Filmes sobre Segunda Guerra Mundial e holocausto existem aos montes, muitos cineastas tentaram com transparência mostrar essa época dura, escura e cheia de paradigmas. A própria ideologia foi abordada por Charles Chaplin em um de seus filmes, ideologia que como percebemos nos dias de hoje parece ter retornado. “Jojo Rabbit” é a declaração satirizada de como uma forte alienação pode nos prender, prejudicar e escravizar nossa mente.

Dirigido por Taika Waititi, o filme é baseado no romance “Caging Skies”, de Christine Leunens, no qual demonstra com um bom humor o regime nazista empunhado na população e como  endeusavam seu líder. Uma forma de explorar o pior lado da humanidade de uma maneira leviana sem se perder em um lado piegas. 

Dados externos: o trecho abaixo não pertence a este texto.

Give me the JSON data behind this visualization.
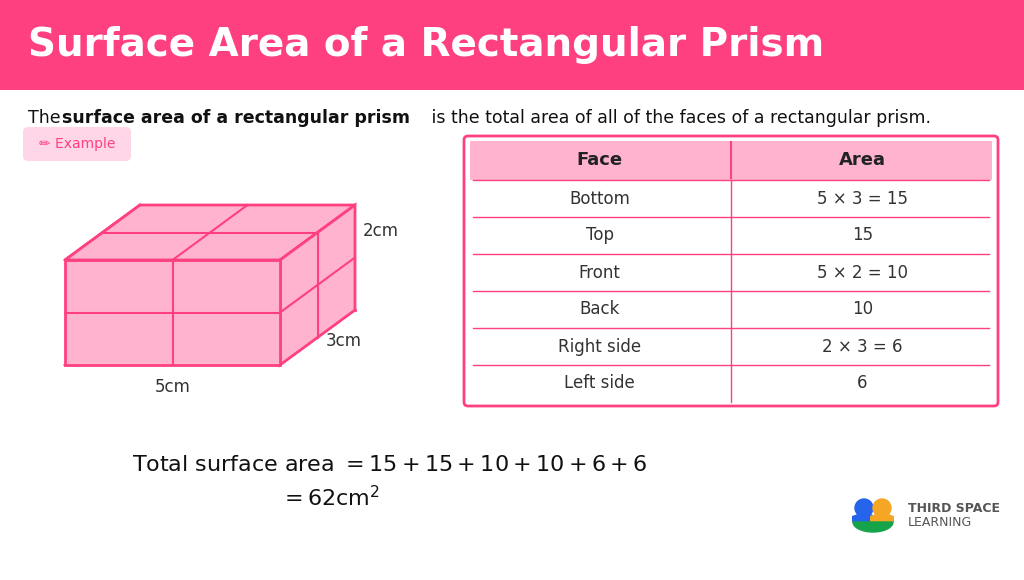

Jojo Rabbit | O humor em declarar a alienação que aprisiona
Jojo e seu amigo Hitler

Johannes Betzler ou “Jojo” (Roman Griffin Davis) é um menino de 10 anos que sonha fazer parte das forças militares do regime nazista, nutre um amor imenso e cego pelo sistema, tanto seu próprio imaginário cria Hitler (Taika Waititi) como seu amigo imaginário para o guiar nesse caminho. Sua visão é contida com forte insistência da sua mãe Rosie (Scarlett Johasson) que tenta sempre fazer o garoto a enxergar a verdadeira realidade.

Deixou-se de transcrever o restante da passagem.